Published: 2020-12-30 Original Prompt

Part 1

If you’re having trouble parsing this problem, don’t worry - it’s pretty confusing.

Each allergen is exactly one of the nonsense words and they are not always listed. Here’s the example, but with simplified words so that we (as humans) can more easily read it:

A B C D (contains 1, 2)
E F G A (contains 1)
C F (contains 3)
C A G (contains 2)

We know that A must be 1 because it’s the only ingredient that appears in both lines 1 and 2. 2 could be anything that’s in both lines 1 and 4, so both C and A are potential allergens. 3 only appears once, so everything in that line are potentials allergens as well. All in all, A, C, F are the potential allergens. Let’s code that up.

The input parsing is pretty straightforward. We’ll be making liberal use of sets, since they’re easy to get sums and differences for:

translation = {}
safe_ingredients = set()
ingredients_lists: List[Set[str]] = []

for line in self.input:
    raw_ingredients, raw_allergens = line.rstrip(")").split(" (contains ")
    ingredient_set = set(raw_ingredients.split(" "))

    ingredients_lists.append(ingredient_set) # need this soon
    safe_ingredients.update(ingredient_set) # need this soon

    for allergen in raw_allergens.split(", "):
        if allergen in translation:
            translation[allergen] = translation[allergen] & ingredient_set
        else:
            translation[allergen] = ingredient_set

We might have used a defaultdict here for translation, but set() & {1,2} is always set(), so we need to only do the intersection with non-empty data.
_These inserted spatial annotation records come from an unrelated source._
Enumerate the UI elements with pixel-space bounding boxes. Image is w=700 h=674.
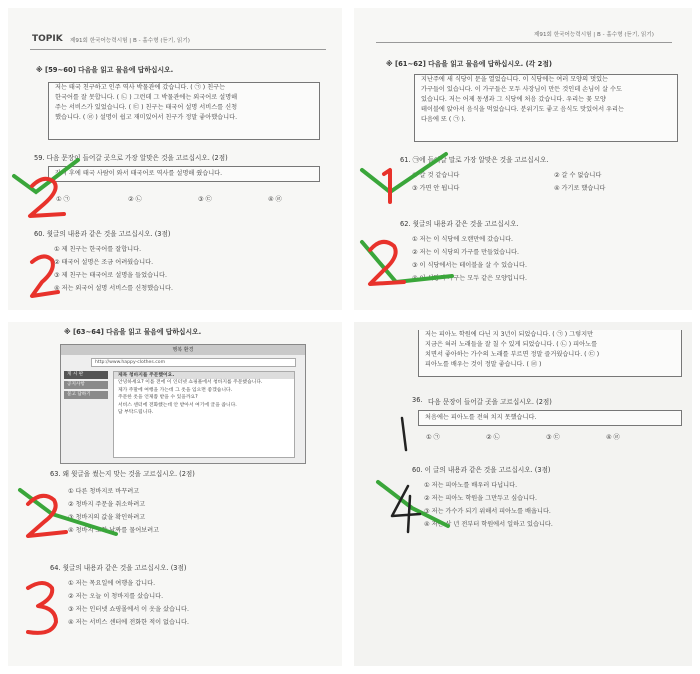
q-option-4[interactable]: ④ ㉣ [606,434,620,441]
question-box [418,410,682,426]
q60-option-1[interactable]: ① 저는 피아노를 배우러 다닙니다. [424,482,518,489]
passage-line: 저는 피아노 학원에 다닌 지 3년이 되었습니다. ( ㉠ ) 그렇지만 [425,331,594,338]
q60-option-3[interactable]: ③ 저는 가수가 되기 위해서 피아노를 배웁니다. [424,508,551,515]
q62-option-4[interactable]: ④ 이 식당의 가구는 모두 같은 모양입니다. [412,275,527,282]
question-63: 63. 왜 윗글을 썼는지 맞는 것을 고르십시오. (2점) [50,470,195,478]
q59-option-1[interactable]: ① ㉠ [56,196,70,203]
q59-option-3[interactable]: ③ ㉢ [198,196,212,203]
header-divider [376,42,672,43]
q64-option-2[interactable]: ② 저는 오늘 이 청바지를 샀습니다. [68,593,164,600]
q60-option-4[interactable]: ④ 저는 삼 년 전부터 학원에서 일하고 있습니다. [424,521,553,528]
browser-window [60,344,306,464]
exam-page-59-60 [8,8,342,310]
q-option-1[interactable]: ① ㉠ [426,434,440,441]
passage-line: 했습니다. ( ㉣ ) 설명이 쉽고 재미있어서 친구가 정말 좋아했습니다. [55,114,238,121]
passage-line: 치면서 좋아하는 가수의 노래를 부르면 정말 즐거웠습니다. ( ㉢ ) [425,351,600,358]
q63-option-4[interactable]: ④ 청바지 도착 날짜를 물어보려고 [68,527,160,534]
post-line: 주문한 옷을 언제쯤 받을 수 있을까요? [118,395,198,401]
sidebar-item-board[interactable]: 게 시 판 [64,371,108,379]
red-handwritten-1 [374,166,404,206]
question-sentence: 처음에는 피아노를 전혀 치지 못했습니다. [425,414,537,421]
passage-line: 테이블에 앉아서 음식을 먹었습니다. 분위기도 좋고 음식도 맛있어서 우리는 [421,106,624,113]
q61-option-4[interactable]: ④ 가기로 했습니다 [554,185,606,192]
q60-option-2[interactable]: ② 태국어 설명은 조금 어려웠습니다. [54,259,154,266]
q64-option-1[interactable]: ① 저는 목요일에 여행을 갑니다. [68,580,156,587]
q62-option-2[interactable]: ② 저는 이 식당의 가구를 만들었습니다. [412,249,520,256]
question-64: 64. 윗글의 내용과 같은 것을 고르십시오. (3점) [50,564,187,572]
question-60: 60. 이 글의 내용과 같은 것을 고르십시오. (3점) [412,466,551,474]
red-handwritten-2 [362,236,410,290]
q60-option-4[interactable]: ④ 저는 외국어 설명 서비스를 신청했습니다. [54,285,173,292]
sidebar-item-qna[interactable]: 묻고 답하기 [64,391,108,399]
exam-page-63-64 [8,322,342,666]
q63-option-3[interactable]: ③ 청바지의 값을 확인하려고 [68,514,146,521]
q64-option-3[interactable]: ③ 저는 인터넷 쇼핑몰에서 이 옷을 샀습니다. [68,606,189,613]
passage-line: 다음에 또 ( ㉠ ). [421,116,466,123]
passage-line: 한국어를 잘 못합니다. ( ㉡ ) 그런데 그 박물관에는 외국어로 설명해 [55,94,238,101]
passage-line: 지금은 혀러 노래들을 잘 칠 수 있게 되었습니다. ( ㉡ ) 피아노를 [425,341,598,348]
post-line: 안녕하세요? 이틀 전에 이 인터넷 쇼핑몰에서 청바지를 주문했습니다. [118,380,263,386]
exam-page-piano [354,322,692,666]
passage-line: 주는 서비스가 있었습니다. ( ㉢ ) 친구는 태국어 설명 서비스를 신청 [55,104,238,111]
question-59-sentence: 잠시 후에 태국 사람이 와서 태국어로 역사를 설명해 줬습니다. [55,170,223,177]
q63-option-2[interactable]: ② 청바지 주문을 취소하려고 [68,501,146,508]
passage-line: 피아노를 배우는 것이 정말 좋습니다. ( ㉣ ) [425,361,542,368]
passage-line: 지난주에 새 식당이 문을 열었습니다. 이 식당에는 여러 모양의 멋있는 [421,76,609,83]
q61-option-1[interactable]: ① 갈 것 같습니다 [412,172,460,179]
reading-passage-box [414,74,678,142]
q61-option-3[interactable]: ③ 가면 안 됩니다 [412,185,460,192]
passage-line: 저는 태국 친구하고 인주 역사 박물관에 갔습니다. ( ㉠ ) 친구는 [55,84,226,91]
question-60: 60. 윗글의 내용과 같은 것을 고르십시오. (3점) [34,230,171,238]
page-header: 제91회 한국어능력시험 | B - 홀수형 (듣기, 읽기) [70,38,190,44]
post-line: 답 부탁드립니다. [118,410,154,416]
reading-passage-box [48,82,320,140]
question-number: 36. [412,396,423,404]
post-subject: 제목 청바지를 주문했어요. [114,372,294,379]
q59-option-4[interactable]: ④ ㉣ [268,196,282,203]
q59-option-2[interactable]: ② ㉡ [128,196,142,203]
red-handwritten-2 [20,490,72,542]
section-title: ※ [59~60] 다음을 읽고 물음에 답하십시오. [36,66,174,74]
board-sidebar [64,371,108,401]
question-prompt: 다음 문장이 들어갈 곳을 고르십시오. (2점) [428,398,552,406]
header-divider [30,49,326,50]
passage-line: 있습니다. 저는 어제 동생과 그 식당에 처음 갔습니다. 우리는 꽃 모양 [421,96,606,103]
question-62: 62. 윗글의 내용과 같은 것을 고르십시오. [400,220,519,228]
q63-option-1[interactable]: ① 다른 청바지로 바꾸려고 [68,488,140,495]
q-option-2[interactable]: ② ㉡ [486,434,500,441]
browser-title: 행복 환경 [61,345,305,355]
topik-logo: TOPIK [32,34,63,44]
post-line: 서비스 센터에 전화했는데 안 받아서 여기에 글을 씁니다. [118,402,237,408]
q62-option-3[interactable]: ③ 이 식당에서는 테이블을 살 수 있습니다. [412,262,527,269]
page-header: 제91회 한국어능력시험 | B - 홀수형 (듣기, 읽기) [534,32,654,38]
q-option-3[interactable]: ③ ㉢ [546,434,560,441]
reading-passage-box [418,330,682,377]
passage-line: 가구들이 있습니다. 이 가구들은 모두 사장님이 만든 것인데 손님이 살 수도 [421,86,622,93]
post-content [113,371,295,458]
exam-page-61-62 [354,8,692,310]
q62-option-1[interactable]: ① 저는 이 식당에 오랜만에 갔습니다. [412,236,514,243]
q64-option-4[interactable]: ④ 저는 서비스 센터에 전화한 적이 없습니다. [68,619,189,626]
question-59: 59. 다음 문장이 들어갈 곳으로 가장 알맞은 것을 고르십시오. (2점) [34,154,228,162]
dark-handwritten-1 [394,414,414,454]
q61-option-2[interactable]: ② 갈 수 없습니다 [554,172,602,179]
section-title: ※ [61~62] 다음을 읽고 물음에 답하십시오. (각 2점) [386,60,553,68]
section-title: ※ [63~64] 다음을 읽고 물음에 답하십시오. [64,328,202,336]
q60-option-1[interactable]: ① 제 친구는 한국어를 잘합니다. [54,246,142,253]
sidebar-item-notice[interactable]: 공지사항 [64,381,108,389]
red-handwritten-3 [22,578,66,642]
question-59-box [48,166,320,182]
q60-option-2[interactable]: ② 저는 피아노 학원을 그만두고 싶습니다. [424,495,537,502]
post-line: 제가 주말에 여행을 가는데 그 옷을 입으면 좋겠습니다. [118,387,233,393]
q60-option-3[interactable]: ③ 제 친구는 태국어로 설명을 들었습니다. [54,272,167,279]
address-bar[interactable]: http://www.happy-clothes.com [91,358,296,367]
question-61: 61. ㉠에 들어갈 말로 가장 알맞은 것을 고르십시오. [400,156,549,164]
If we run the above on the example, we get:

{
    'dairy': {'mxmxvkd'},
    'fish': {'sqjhc', 'mxmxvkd'},
    'soy': {'sqjhc', 'fvjkl'}
}

The prompt asks about the number of occurrences of the ingredients that aren’t in those sets. While we walk the list, we’ll create a set (safe_ingredients) that has all the ingredients and pull from it after that first pass:

for line in self.input:
    ...

for unknown_allergen in possible_translations.values():
    safe_ingredients -= unknown_allergen

All that’s left is to walk each ingredient set and count how many times safe ingredients appear.

return sum(
    [len(ingredients & safe_ingredients) for ingredients in ingredients_lists]
)

Part 2

Now we actually have to figure out which allergens map to which ingredients. This’ll play out a lot like day 16. We start with any allergens that map to a single ingredient (like A in the cleaned example above), then remove that one from all other places it’s a potential. We keep doing that until all the potential values are empty.

The only tricky thing here is that we have to take care to not modify the size of the dict as we’re iterating through it. Instead, we consume the generator before iterating through it, which looks a little unusual:

found_allergens = {}
while possible_translations:
    # consume the generator before we start walking
    for allergen, ingredients in list(
        (k, v) for k, v in possible_translations.items() if len(v) == 1
    ):
        found_ingredient = ingredients.pop()
        found_allergens[allergen] = found_ingredient
        del possible_translations[allergen]
        # remove the ingredient from contention in any remaining unknowns
        for a in possible_translations:
            possible_translations[a].discard(found_ingredient)

return ",".join(v for _, v in sorted(found_allergens.items()))